Boxer started the hearing with a ringing endorsement for a major expansion of the TIFIA loan program. She said both she and House Transportation Committee Chair John Mica “embrace a much more robust TIFIA program.”
She said the federal government is almost entirely shielded from risk with TIFIA. She alluded to the leveraging that is possible when federal funds are used right, using as an example the Crenshaw/LAX Light Rail project in Los Angeles, which made more than $500 million available at a cost of just $20 million to the federal government.
TIFIA loans only cover up to a third of a project, with local and state matches covering the rest. Boxer suggested allowing TIFIA to cover half of the project. DOT Budget Director Chris Bertram said that would be a mixed blessing – fewer projects could get federal money and less private investment would be involved, but it could be beneficial for projects that have a harder time attracting private investment.
Boxer asked Secretary LaHood, who was testifying at the hearing before the Environment and Public Works Committee, to support a TIFIA expansion. “In your budget, you call for a very large six-year bill,” she said. “But you really don’t – you say you look forward to working with us on how to fund it. I would respectfully suggest – and this is just me, speaking for myself – that this TIFIA program could be of enormous consequence. My understanding is that we are funding it at a very low level and the requests far surpass what we’ve been funding it at.”

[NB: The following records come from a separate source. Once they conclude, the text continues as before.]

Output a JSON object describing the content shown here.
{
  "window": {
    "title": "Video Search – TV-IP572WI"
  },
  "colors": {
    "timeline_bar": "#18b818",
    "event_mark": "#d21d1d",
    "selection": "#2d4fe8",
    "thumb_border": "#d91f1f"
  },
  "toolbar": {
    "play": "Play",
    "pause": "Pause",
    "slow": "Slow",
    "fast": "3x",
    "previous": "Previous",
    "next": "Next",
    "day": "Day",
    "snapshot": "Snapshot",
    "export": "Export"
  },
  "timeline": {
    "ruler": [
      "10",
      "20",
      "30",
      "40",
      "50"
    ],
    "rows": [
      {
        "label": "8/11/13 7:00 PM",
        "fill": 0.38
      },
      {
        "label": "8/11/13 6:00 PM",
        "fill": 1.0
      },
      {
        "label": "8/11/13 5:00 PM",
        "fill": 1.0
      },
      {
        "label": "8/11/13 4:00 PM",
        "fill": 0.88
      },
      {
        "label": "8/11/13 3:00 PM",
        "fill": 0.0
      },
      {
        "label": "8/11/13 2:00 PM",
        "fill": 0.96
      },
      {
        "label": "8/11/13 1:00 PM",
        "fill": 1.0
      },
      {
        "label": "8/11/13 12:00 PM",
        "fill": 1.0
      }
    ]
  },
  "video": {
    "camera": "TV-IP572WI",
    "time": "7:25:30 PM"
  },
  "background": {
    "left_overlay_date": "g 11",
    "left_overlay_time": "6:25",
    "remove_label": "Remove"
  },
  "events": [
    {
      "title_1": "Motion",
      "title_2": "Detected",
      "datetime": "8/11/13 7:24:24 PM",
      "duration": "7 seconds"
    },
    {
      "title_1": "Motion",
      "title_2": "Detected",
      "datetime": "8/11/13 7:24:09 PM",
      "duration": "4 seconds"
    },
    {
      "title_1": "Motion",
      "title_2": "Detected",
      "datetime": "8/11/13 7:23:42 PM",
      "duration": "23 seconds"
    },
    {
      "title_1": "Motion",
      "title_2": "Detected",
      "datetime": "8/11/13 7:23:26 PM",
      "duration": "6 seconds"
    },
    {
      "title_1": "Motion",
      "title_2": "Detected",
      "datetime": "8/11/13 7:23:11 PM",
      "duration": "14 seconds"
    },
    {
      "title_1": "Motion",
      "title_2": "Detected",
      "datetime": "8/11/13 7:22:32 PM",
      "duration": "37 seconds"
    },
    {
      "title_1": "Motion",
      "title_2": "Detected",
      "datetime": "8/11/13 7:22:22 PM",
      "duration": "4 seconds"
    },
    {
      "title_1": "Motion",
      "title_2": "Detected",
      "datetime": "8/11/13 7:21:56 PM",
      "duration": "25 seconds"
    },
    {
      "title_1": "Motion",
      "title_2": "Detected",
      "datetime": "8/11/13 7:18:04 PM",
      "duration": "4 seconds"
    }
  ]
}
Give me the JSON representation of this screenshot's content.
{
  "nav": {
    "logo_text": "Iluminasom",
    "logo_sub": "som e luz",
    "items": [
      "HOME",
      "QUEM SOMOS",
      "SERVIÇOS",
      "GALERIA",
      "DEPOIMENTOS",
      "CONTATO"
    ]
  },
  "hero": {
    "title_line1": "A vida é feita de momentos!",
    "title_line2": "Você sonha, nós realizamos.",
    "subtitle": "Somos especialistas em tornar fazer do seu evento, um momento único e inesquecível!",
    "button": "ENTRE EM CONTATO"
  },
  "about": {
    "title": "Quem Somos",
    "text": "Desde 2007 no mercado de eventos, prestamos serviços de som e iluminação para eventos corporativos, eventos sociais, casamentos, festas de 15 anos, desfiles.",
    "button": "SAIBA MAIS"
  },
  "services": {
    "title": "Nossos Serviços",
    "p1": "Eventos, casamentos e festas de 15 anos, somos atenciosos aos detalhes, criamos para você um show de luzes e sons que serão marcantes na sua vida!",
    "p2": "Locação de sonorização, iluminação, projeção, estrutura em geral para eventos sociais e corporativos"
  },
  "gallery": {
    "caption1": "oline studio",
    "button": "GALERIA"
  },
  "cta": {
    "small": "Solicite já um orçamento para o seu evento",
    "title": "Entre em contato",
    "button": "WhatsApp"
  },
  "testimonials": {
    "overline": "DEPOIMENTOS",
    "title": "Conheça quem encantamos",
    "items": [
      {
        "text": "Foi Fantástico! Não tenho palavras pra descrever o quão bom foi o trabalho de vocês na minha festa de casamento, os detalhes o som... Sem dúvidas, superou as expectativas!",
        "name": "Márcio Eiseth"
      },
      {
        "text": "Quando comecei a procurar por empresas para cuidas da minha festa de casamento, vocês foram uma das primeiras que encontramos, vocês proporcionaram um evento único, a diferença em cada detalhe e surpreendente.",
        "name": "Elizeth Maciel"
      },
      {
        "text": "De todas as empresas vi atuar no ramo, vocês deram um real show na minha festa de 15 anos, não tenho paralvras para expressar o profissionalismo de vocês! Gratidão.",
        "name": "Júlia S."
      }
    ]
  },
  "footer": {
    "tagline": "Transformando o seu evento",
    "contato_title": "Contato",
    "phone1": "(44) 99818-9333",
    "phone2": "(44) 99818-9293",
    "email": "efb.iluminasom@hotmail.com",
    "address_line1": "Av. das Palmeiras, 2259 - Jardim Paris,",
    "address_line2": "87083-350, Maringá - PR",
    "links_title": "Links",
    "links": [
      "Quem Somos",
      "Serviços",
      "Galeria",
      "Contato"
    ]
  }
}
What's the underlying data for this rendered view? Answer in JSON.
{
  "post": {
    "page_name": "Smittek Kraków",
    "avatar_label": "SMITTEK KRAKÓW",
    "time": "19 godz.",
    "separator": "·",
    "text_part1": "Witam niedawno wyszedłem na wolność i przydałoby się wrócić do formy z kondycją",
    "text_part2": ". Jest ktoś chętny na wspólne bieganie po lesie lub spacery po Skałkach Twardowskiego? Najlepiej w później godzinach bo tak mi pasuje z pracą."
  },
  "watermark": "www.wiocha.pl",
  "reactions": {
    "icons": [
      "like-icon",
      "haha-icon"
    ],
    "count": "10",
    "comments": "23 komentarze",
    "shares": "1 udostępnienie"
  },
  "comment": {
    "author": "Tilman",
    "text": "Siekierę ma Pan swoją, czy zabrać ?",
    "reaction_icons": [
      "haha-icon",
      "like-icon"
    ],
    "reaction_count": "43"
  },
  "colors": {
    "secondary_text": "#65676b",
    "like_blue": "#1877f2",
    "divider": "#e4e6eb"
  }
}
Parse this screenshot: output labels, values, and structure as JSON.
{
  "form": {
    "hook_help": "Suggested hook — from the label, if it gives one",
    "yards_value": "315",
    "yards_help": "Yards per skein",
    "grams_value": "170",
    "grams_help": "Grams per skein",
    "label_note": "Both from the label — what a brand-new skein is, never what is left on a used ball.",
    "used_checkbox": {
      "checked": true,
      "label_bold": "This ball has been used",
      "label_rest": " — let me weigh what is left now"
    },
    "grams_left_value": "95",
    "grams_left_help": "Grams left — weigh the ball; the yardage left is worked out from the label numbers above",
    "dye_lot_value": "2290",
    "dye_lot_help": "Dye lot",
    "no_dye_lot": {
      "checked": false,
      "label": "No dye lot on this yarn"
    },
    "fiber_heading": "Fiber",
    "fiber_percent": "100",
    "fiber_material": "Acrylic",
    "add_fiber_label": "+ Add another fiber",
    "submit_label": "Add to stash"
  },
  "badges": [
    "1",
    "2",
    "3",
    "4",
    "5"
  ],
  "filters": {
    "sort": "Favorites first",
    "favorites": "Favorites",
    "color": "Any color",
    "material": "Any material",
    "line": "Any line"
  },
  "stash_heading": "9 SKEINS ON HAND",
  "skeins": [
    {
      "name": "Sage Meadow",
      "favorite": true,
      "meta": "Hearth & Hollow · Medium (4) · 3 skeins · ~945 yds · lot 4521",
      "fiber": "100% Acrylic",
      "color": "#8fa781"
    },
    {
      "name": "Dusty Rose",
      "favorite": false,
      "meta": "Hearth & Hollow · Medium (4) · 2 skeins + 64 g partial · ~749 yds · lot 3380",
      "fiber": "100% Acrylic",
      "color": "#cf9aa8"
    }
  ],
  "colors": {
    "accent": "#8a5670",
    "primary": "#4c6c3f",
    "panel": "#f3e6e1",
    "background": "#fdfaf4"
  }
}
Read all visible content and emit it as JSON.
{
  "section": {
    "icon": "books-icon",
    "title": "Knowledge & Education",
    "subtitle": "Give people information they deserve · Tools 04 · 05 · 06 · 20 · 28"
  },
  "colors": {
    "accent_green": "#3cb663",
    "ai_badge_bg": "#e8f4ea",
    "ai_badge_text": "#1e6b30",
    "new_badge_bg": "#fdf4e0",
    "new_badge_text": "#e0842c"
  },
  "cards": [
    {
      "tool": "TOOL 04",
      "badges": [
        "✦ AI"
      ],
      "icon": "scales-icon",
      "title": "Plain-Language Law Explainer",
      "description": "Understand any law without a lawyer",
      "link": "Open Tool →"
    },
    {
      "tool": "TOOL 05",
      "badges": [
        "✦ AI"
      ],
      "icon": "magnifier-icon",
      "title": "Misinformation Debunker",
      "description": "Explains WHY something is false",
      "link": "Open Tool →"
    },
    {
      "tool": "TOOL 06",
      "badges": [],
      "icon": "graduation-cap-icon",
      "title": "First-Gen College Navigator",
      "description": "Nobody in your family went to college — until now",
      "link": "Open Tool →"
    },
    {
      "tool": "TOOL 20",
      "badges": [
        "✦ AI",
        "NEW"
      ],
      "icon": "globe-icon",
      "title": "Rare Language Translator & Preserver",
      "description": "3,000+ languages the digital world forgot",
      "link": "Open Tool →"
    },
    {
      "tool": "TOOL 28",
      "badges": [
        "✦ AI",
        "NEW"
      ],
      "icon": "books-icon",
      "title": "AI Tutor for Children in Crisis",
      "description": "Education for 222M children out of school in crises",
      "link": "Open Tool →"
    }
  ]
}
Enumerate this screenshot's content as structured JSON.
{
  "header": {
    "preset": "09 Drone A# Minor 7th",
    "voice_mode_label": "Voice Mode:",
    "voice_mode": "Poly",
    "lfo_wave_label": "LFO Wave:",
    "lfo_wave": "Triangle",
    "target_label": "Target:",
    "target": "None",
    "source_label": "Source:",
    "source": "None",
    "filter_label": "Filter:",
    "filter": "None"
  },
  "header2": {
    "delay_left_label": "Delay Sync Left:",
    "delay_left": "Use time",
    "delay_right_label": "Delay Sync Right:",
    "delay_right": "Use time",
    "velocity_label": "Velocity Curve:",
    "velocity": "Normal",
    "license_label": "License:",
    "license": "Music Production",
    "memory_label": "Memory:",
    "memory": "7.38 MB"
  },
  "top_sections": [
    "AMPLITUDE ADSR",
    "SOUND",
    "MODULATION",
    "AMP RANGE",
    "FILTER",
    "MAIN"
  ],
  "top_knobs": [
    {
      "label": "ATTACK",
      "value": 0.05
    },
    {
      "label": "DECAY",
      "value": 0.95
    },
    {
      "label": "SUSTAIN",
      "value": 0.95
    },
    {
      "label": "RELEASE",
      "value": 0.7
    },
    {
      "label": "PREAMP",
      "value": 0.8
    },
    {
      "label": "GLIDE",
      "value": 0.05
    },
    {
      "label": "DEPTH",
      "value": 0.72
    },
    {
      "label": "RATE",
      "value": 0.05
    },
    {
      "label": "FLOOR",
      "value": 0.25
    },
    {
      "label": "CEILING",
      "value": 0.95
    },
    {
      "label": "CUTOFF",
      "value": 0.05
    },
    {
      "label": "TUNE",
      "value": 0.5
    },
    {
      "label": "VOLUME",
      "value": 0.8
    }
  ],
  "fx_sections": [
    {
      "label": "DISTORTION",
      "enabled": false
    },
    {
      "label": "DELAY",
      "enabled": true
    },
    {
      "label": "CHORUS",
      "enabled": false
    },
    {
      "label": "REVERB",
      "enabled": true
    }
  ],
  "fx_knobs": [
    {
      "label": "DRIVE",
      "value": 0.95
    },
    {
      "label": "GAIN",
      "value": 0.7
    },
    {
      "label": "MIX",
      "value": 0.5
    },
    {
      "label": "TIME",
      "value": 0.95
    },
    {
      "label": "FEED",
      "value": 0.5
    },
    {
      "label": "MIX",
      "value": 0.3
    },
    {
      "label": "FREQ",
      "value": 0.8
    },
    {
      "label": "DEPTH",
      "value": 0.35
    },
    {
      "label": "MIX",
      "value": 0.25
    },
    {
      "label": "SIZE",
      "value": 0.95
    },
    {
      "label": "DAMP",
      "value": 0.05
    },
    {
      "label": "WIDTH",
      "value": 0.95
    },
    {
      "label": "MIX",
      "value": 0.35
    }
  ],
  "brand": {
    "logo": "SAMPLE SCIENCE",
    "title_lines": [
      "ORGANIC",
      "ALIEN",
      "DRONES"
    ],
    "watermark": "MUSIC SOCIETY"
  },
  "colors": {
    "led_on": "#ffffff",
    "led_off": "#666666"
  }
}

But Secretary LaHood wasn’t nearly as specific as Boxer about how to fund the president’s $556 billion transportation proposal. He responded to Boxer’s push for expanded TIFIA funding by saying, “We like TIFIA,” and throwing in that he also likes the infrastructure bank and tolling. The president’s budget for 2012 authorizes $450 million for TIFIA – almost four times more than the amount authorized in SAFETEA-LU.
LaHood has been telling lawmakers, “We want to work with Congress on that,” when they ask him for funding justification for the president’s ambitious transportation proposal. The EPW hearing was the fourth time in a week that LaHood has appeared before Senate panels to be grilled about where the money for the plan was supposed to come from – especially with a gas tax hike off the table.
But when is that “working with Congress” part supposed to begin, if not now, while appearing daily before Senate committees that are trying to have a conversation with him about it? When asked about that after the hearing, LaHood just repeated, “We’re going to work with Congress.” But what funding options are even open for debate? “I’m not even going to get into that,” he said. “I’m going to wait to sit down in a room with these members of the House and Senate and see where they want to go.”
Both LaHood and Boxer also referred to a provision in the House budget proposal that would call for unobligated TIGER funds to be rescinded. The Senate is stalemated on the budget right now. LaHood and Boxer both condemned the call for rescissions. LaHood said the rescissions were a bad idea if Congress is trying to create jobs.
“People are expecting this money,” LaHood said. “And some of them are starting to realize now that if H.R.1 were to pass in the Senate, this money would come back to the federal treasury. And their dreams and aspirations and projects for high-speed rail, for transit, for light rail projects, streetcars and other things, roads and bridges, it would come back to the treasury.”
“They just cut the legs out from under these TIGER grants,” Boxer said.